Tennessee fans aren’t happy. Many of them believe that the SEC office has targeted Bruce Pearl in some sort of bizarro “wag the dog” type effort to spin the Cam Newton story right from the front pages of America’s newspapers.
More than once I’ve been emailed this variation of a classic joke: “Mike Slive is so mad at Auburn that he punished Tennessee.”
See Auburn fans? You’re aren’t the only folks who feel picked on.
There are a few obvious problems with this “distraction” theory, of course:
1. The Bruce Pearl story won’t have any impact on the coverage of the Newton story whatsoever. Newton will still dominate the headlines of Iron Bowl week.
2. The Pearl story now just puts two SEC scandals at the top of the page.
3. Pearl and Tennessee will be in New York this week for the NIT and the national media will make an even bigger story out of the suspension and scandal.
4. Slive had warned Tennessee he might up their self-imposed penalties a full month prior to the Newton story breaking.
Slive said last Friday on a Nashville radio show that one thing in particular made Pearl’s case actionable now. “We wanted to be certain that we understood the established facts before we considered what action, if any, the conference should take.” Ah, established facts.
For all the questions being asked like this: “Why won’t the league suspend Newton?” There’s a simple answer that goes like this: “The league doesn’t know if Newton or his family did anything wrong.”
In Pearl’s case, the facts are in. Pearl had three high school juniors over to his house. Pearl and his staff made about 100 improper phone calls over a multi-year span. Making matters much worse, Pearl lied to NCAA investigators when they were closing in on him.
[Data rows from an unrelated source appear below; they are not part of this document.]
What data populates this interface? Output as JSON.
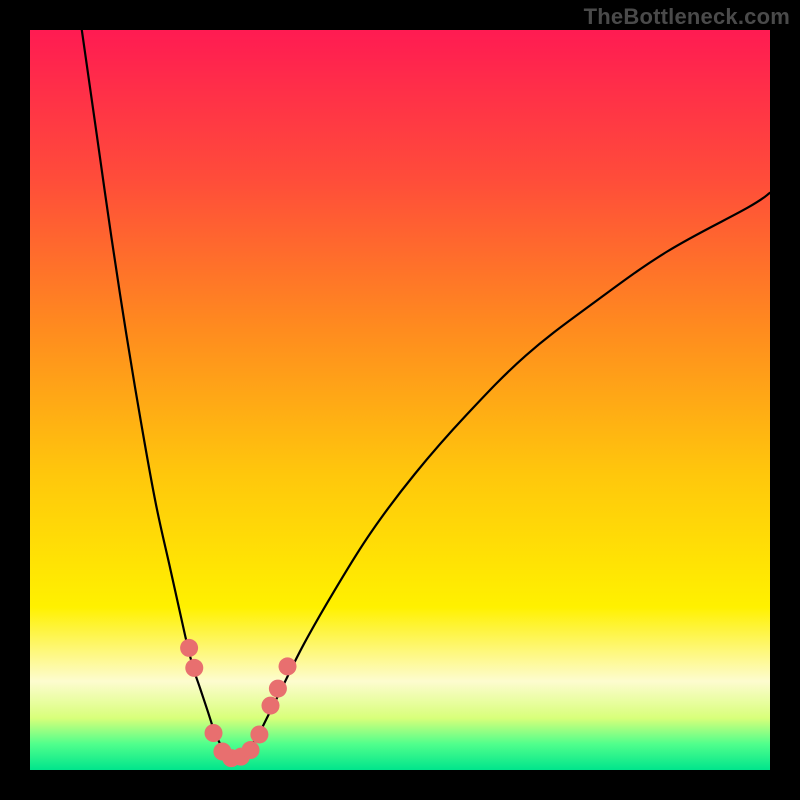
{
  "watermark": "TheBottleneck.com",
  "chart_data": {
    "type": "line",
    "title": "",
    "xlabel": "",
    "ylabel": "",
    "xlim": [
      0,
      100
    ],
    "ylim": [
      0,
      100
    ],
    "minimum_x": 27,
    "green_band": {
      "y0": 0,
      "y1": 4
    },
    "pale_yellow_band": {
      "y0": 4,
      "y1": 14
    },
    "gradient_stops": [
      {
        "t": 0.0,
        "color": "#ff1b52"
      },
      {
        "t": 0.2,
        "color": "#ff4c3a"
      },
      {
        "t": 0.4,
        "color": "#ff8a1f"
      },
      {
        "t": 0.6,
        "color": "#ffc70c"
      },
      {
        "t": 0.78,
        "color": "#fff100"
      },
      {
        "t": 0.88,
        "color": "#fdfccf"
      },
      {
        "t": 0.93,
        "color": "#d8ff7a"
      },
      {
        "t": 0.965,
        "color": "#50ff8c"
      },
      {
        "t": 1.0,
        "color": "#00e58c"
      }
    ],
    "series": [
      {
        "name": "left-branch",
        "x": [
          7,
          9,
          11,
          13,
          15,
          17,
          19,
          21,
          22,
          23,
          24,
          25,
          26,
          27
        ],
        "y": [
          100,
          86,
          72,
          59,
          47,
          36,
          27,
          18,
          14,
          11,
          8,
          5,
          3,
          1.5
        ]
      },
      {
        "name": "right-branch",
        "x": [
          27,
          28,
          29,
          30,
          31,
          32,
          34,
          37,
          41,
          46,
          52,
          59,
          67,
          76,
          86,
          97,
          100
        ],
        "y": [
          1.5,
          1.8,
          2.5,
          3.5,
          5,
          7,
          11,
          17,
          24,
          32,
          40,
          48,
          56,
          63,
          70,
          76,
          78
        ]
      }
    ],
    "markers": {
      "name": "bottom-points",
      "color": "#e86f6f",
      "radius_px": 9,
      "points": [
        {
          "x": 21.5,
          "y": 16.5
        },
        {
          "x": 22.2,
          "y": 13.8
        },
        {
          "x": 24.8,
          "y": 5.0
        },
        {
          "x": 26.0,
          "y": 2.5
        },
        {
          "x": 27.2,
          "y": 1.6
        },
        {
          "x": 28.5,
          "y": 1.8
        },
        {
          "x": 29.8,
          "y": 2.7
        },
        {
          "x": 31.0,
          "y": 4.8
        },
        {
          "x": 32.5,
          "y": 8.7
        },
        {
          "x": 33.5,
          "y": 11.0
        },
        {
          "x": 34.8,
          "y": 14.0
        }
      ]
    }
  }
}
Pearl also then went before the media and admitted his guilt.
Fact, fact, fact… and fact. Slive said that based on those facts, he felt the league needed to make a move. At first, he considered a full-year suspension from conference play, but then he took into account the fact that Pearl came clean on his own and requested a second meeting with the NCAA. That fact resulted in just a half-year suspension from SEC games.
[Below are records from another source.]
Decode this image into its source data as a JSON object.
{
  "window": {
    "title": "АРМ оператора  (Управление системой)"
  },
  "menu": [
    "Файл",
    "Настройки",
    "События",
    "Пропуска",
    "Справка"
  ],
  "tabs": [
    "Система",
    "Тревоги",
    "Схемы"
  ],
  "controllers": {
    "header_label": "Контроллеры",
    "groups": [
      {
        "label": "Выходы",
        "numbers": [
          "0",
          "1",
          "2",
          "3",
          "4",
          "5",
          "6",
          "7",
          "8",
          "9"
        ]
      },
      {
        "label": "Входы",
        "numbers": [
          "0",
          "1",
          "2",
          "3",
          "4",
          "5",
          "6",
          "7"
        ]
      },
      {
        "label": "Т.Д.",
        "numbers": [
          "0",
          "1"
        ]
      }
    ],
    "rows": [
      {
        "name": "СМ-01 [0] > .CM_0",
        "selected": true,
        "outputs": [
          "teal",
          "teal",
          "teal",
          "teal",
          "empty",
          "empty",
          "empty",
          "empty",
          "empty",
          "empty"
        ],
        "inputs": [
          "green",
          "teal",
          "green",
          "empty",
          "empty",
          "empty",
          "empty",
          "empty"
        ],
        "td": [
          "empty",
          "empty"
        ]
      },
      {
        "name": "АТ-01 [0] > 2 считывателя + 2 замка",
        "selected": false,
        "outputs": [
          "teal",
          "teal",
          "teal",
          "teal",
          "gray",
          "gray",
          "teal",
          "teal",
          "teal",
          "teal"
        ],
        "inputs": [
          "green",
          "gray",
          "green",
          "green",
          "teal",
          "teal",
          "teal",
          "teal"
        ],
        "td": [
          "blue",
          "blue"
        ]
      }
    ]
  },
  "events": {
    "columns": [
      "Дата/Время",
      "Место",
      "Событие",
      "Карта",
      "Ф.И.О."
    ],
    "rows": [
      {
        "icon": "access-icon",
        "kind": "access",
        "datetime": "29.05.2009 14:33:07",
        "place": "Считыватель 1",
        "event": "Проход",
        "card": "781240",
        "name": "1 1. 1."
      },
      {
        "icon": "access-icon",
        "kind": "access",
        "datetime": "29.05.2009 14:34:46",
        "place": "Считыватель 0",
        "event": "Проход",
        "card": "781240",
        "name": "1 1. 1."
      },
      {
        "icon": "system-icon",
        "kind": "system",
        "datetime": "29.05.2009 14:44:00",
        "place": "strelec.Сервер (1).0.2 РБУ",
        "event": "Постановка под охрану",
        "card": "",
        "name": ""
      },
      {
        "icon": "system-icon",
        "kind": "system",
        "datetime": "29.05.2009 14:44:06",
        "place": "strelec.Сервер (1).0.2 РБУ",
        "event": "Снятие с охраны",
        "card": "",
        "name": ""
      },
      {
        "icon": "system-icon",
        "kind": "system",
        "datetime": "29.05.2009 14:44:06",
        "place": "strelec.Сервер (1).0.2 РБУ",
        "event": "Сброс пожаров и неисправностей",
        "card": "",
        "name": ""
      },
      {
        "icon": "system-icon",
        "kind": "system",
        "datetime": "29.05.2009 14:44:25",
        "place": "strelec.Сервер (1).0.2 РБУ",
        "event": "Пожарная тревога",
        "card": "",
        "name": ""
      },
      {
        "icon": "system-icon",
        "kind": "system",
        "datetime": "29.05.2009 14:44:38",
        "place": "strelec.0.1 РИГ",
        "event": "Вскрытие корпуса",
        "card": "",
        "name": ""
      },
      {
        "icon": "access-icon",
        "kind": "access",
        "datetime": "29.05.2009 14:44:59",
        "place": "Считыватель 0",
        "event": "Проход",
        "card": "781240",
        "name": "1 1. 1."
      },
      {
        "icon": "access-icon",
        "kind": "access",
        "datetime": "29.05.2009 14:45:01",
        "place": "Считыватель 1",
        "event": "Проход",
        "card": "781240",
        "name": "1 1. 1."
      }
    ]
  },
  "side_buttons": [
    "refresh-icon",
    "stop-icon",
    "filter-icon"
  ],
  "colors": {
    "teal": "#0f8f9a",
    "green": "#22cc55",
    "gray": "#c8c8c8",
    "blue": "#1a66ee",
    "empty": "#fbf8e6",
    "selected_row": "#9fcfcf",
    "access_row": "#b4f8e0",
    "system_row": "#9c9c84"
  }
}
All of those facts came out as a result of an NCAA investigation. The SEC got the dirt because Tennessee consulted Slive on how it should handle the Pearl matter.
Now, here are the facts we know regarding the Newton case: Some MSU officials have claimed to the SEC that a Newton representative asked for between $100,000 and $180,000 late last year. The NCAA is investigating.
“But Cecil Newton has admitted…” That’s hearsay. A source says Newton has admitted to the NCAA that he asked for cash.
“But two MSU boosters have said…” That’s what the boosters say. Again, Cecil Newton has not stepped to the microphone and bared his soul the way Pearl did. There has been no public admission of guilt. The Newton family has not had a sit-down with Slive or turned over information to him.
The SEC — as we discussed last week — is not an investigative body. It’s not investigating the Newton case, it’s waiting on the NCAA to do that.
The SEC didn’t investigate Pearl, either. Slive made a decision based on a public admission of guilt and on facts that came to light via the NCAA’s look-see into Tennessee.
Pearl = Facts.
Newton = Hearsay, rumors, unnamed sources.
There’s a big difference there.
Now, if/when the NCAA clues in the SEC to the fact that Newton did admit that he asked for cash then Slive will have an established fact in hand. If/when that occurs, he’ll have to decide what to do about ol’ Cecil violating this SEC bylaw:
“If at any time before or after matriculation in a member institution a student-athlete or any member of his/her family receives or agrees to receive, directly or indirectly, any aid or assistance beyond or in addition to that permitted by the Bylaws of this Conference (except such aid or assistance as such student-athlete may receive from those perssons on whom the student is naturally or legally dependent for support), such student-athlete shall be ineligible for competition in any intercollegiate sport within the Conference for the remainder of his/her college career.”
That’s a pretty black and white rule. Much like the facts in the Pearl case. If the facts in the Newton case ever become just as black and white, then I would expect Slive to hand down a ruling from Mt. Olympus.
Until then, the facts aren’t in.
And that’s the difference between one case and the other.